冒頭、宮沢りえさん演じる主人公が、杉咲花さん演じる娘の下着を干すくだりから始まるんですけど、自分は「なんで下着…?」と思ってしまったんですよね。それでその後主人公は娘に新しい下着を贈るんですけど、そこでも「なんで…?」と思ってしまったんです。別にわざわざそういうものを取り上げなくとも、思春期の女の子との母子愛を描く手段って、他にも色々あると思うんですよね。一応それはその後のくだりで伏線が回収されるんですけど、彼女がいじめの抗議として学校の教室でやったその方法に、自分はドン引きしてしまいました。いくら「立ち向かえ」と言っても、あのような方法ではいじめをはねのけることが出来たとしても、乗り越えることにはならないと思うのです。別に「逃げること」そのものが悪いことだとも思わないし、親だったら学校に行かせる前に子供を守るべきだと思いますし。「それが出来なくなるから主人公はああいう態度をとっているのだ」と言われるとその通りなのかもしれませんが、それにしたってやり方があろうに…と思ってしまいます。ゲスい考え方をしてしまうと、最初からあの場面のあの画を作り手が撮りたかっただけで、その為に逆算してシナリオを作っているだけなのではないかと思ってしまいます。
下着と言えば中盤、家出をした腹違いの下の娘を主人公と上の娘の二人で迎えに行く時、汚した下着をドアノブにかけて立ち去るというのも訳が分からなかったです。それもそういう画が撮りたかっただけだとすると…気持ち悪いだけですよね。

そもそも、不治の病におかされたという主人公とその一家の行動自体、個人的にはツッコミ所満載で違和感が拭えなかったです。主人公はいじめられている娘を無理矢理学校に行かせようとするのに、いきなり旅行に行こうと言い出しますし、銭湯を休んで家族全員で行くのかと思いきや、旦那は残して病人である主人公だけに車の運転をさせるんですよね。しかも旅行先で娘に、突然とんでもない秘密を明かして無理矢理その当事者と引き合わせようとしますし、お玉で殴ったり、ビンタしたり、他人の家のガラスを割ったりと、全体的にやりたい放題でビックリしてしまいます。
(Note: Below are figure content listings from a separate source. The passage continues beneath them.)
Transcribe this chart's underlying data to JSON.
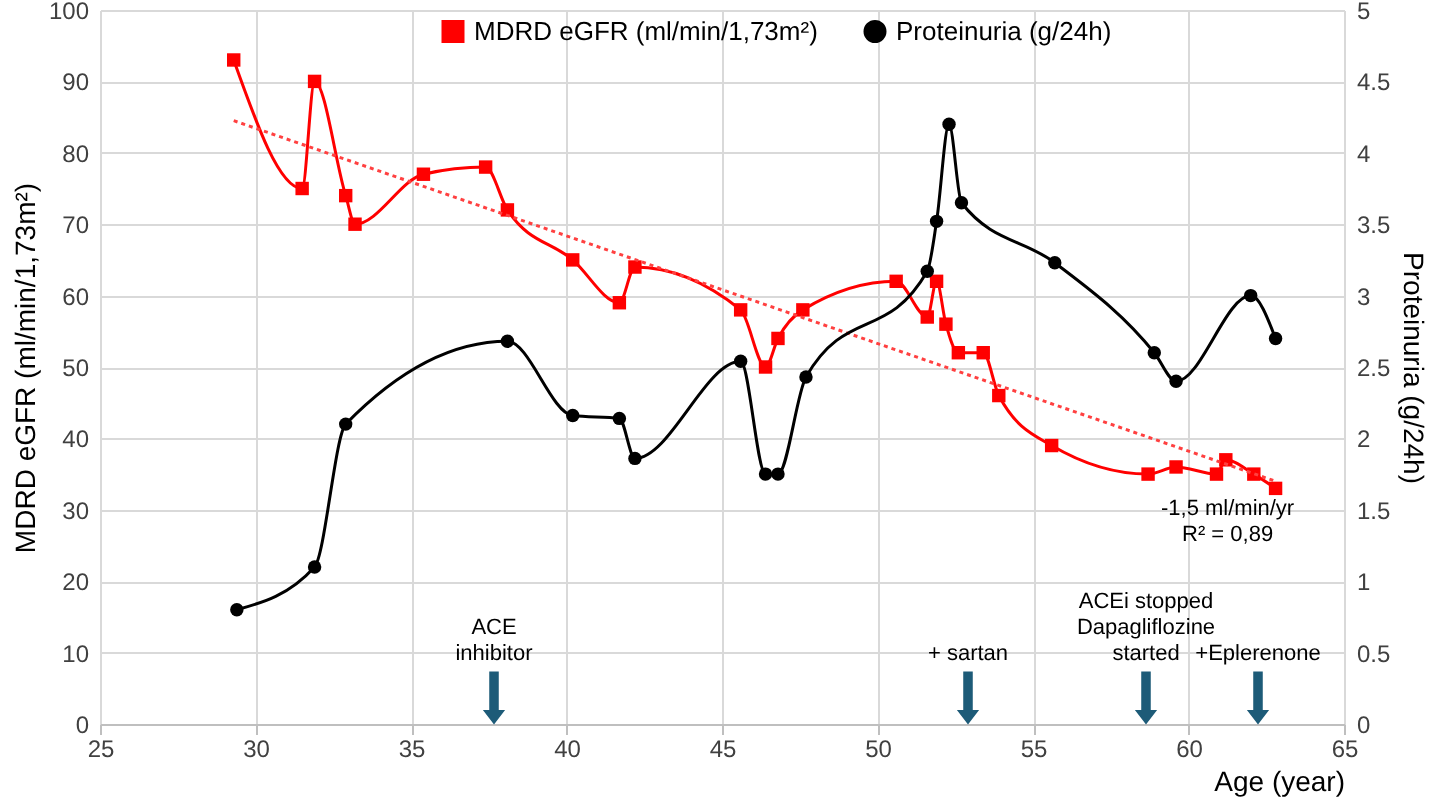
{
  "chart_data": {
    "type": "line",
    "xlabel": "Age (year)",
    "ylabel": "MDRD eGFR (ml/min/1,73m²)",
    "y2label": "Proteinuria (g/24h)",
    "xlim": [
      25,
      65
    ],
    "xticks": [
      25,
      30,
      35,
      40,
      45,
      50,
      55,
      60,
      65
    ],
    "ylim": [
      0,
      100
    ],
    "yticks": [
      0,
      10,
      20,
      30,
      40,
      50,
      60,
      70,
      80,
      90,
      100
    ],
    "y2lim": [
      0,
      5
    ],
    "y2ticks": [
      0,
      0.5,
      1,
      1.5,
      2,
      2.5,
      3,
      3.5,
      4,
      4.5,
      5
    ],
    "grid": true,
    "legend": "top",
    "series": [
      {
        "name": "MDRD eGFR (ml/min/1,73m²)",
        "color": "#ff0000",
        "marker": "square",
        "x": [
          29.3,
          31.5,
          31.9,
          32.9,
          33.2,
          35.4,
          37.4,
          38.1,
          40.2,
          41.7,
          42.2,
          45.6,
          46.4,
          46.8,
          47.6,
          50.6,
          51.6,
          51.9,
          52.2,
          52.6,
          53.4,
          53.9,
          55.6,
          58.7,
          59.6,
          60.9,
          61.2,
          62.1,
          62.8
        ],
        "values": [
          93,
          75,
          90,
          74,
          70,
          77,
          78,
          72,
          65,
          59,
          64,
          58,
          50,
          54,
          58,
          62,
          57,
          62,
          56,
          52,
          52,
          46,
          39,
          35,
          36,
          35,
          37,
          35,
          33
        ]
      },
      {
        "name": "Proteinuria (g/24h)",
        "color": "#000000",
        "marker": "circle",
        "axis": "y2",
        "x": [
          29.4,
          31.9,
          32.9,
          38.1,
          40.2,
          41.7,
          42.2,
          45.6,
          46.4,
          46.8,
          47.7,
          51.6,
          51.9,
          52.3,
          52.7,
          55.7,
          58.9,
          59.6,
          62.0,
          62.8
        ],
        "values": [
          0.8,
          1.1,
          2.1,
          2.68,
          2.16,
          2.14,
          1.86,
          2.54,
          1.75,
          1.75,
          2.43,
          3.17,
          3.52,
          4.2,
          3.65,
          3.23,
          2.6,
          2.4,
          3.0,
          2.7
        ]
      },
      {
        "type": "line",
        "color": "#ff4040",
        "marker": "none",
        "line_style": "dotted",
        "x": [
          29.3,
          62.8
        ],
        "values": [
          84.5,
          34
        ]
      }
    ],
    "annotations": [
      "ACE\ninhibitor",
      "+ sartan",
      "ACEi stopped\nDapagliflozine\nstarted",
      "+Eplerenone",
      "-1,5 ml/min/yr\nR² = 0,89"
    ]
  }
}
また、蒸発していた旦那も、戻ってきてヘラヘラとしたままきちんと家族に謝らないどころか、主人公が入院しても見舞いにすら行きません。人間ピラミッドをやろうとする前に、やるべき事があるだろうと思うんですけど、誰も何もその事について咎めないのですよね。更に主人公たちが旅先で知り合った松坂桃李さん演じる青年も、なんだかよくわからない理由で仲間に加わりますし、あの探偵も本来だったら全力でアレを止めるべきなのに、なんだかよくわからない理由で納得してしまうんです。その描き方というか作品の根底に潜む考え方そのものに、深い嫌悪感を覚えてしまいました。なので、エンディングのくだりは「…は!?」と思ったのは言うまでもありません。

とはいえ演者の演技そのものは―特に宮沢りえさんと杉咲花さんは熱演されていましたし、ラスト直前の静かな演技は、流石だな、凄いなとは思いました。
ですが、個人的にはこの作品が伝えようとすることには全く同意出来ないですし、心の底から気持ち悪いと思ってしまいました。
…たぶん自分は作り手と価値観がとことん合わないのだと思います。
そしてこの作品のDVDが、TSUTAYAで「親子で観たい映画」コーナーに置かれていたという事実が、心底恐ろしいなと思ってしまいましたね。。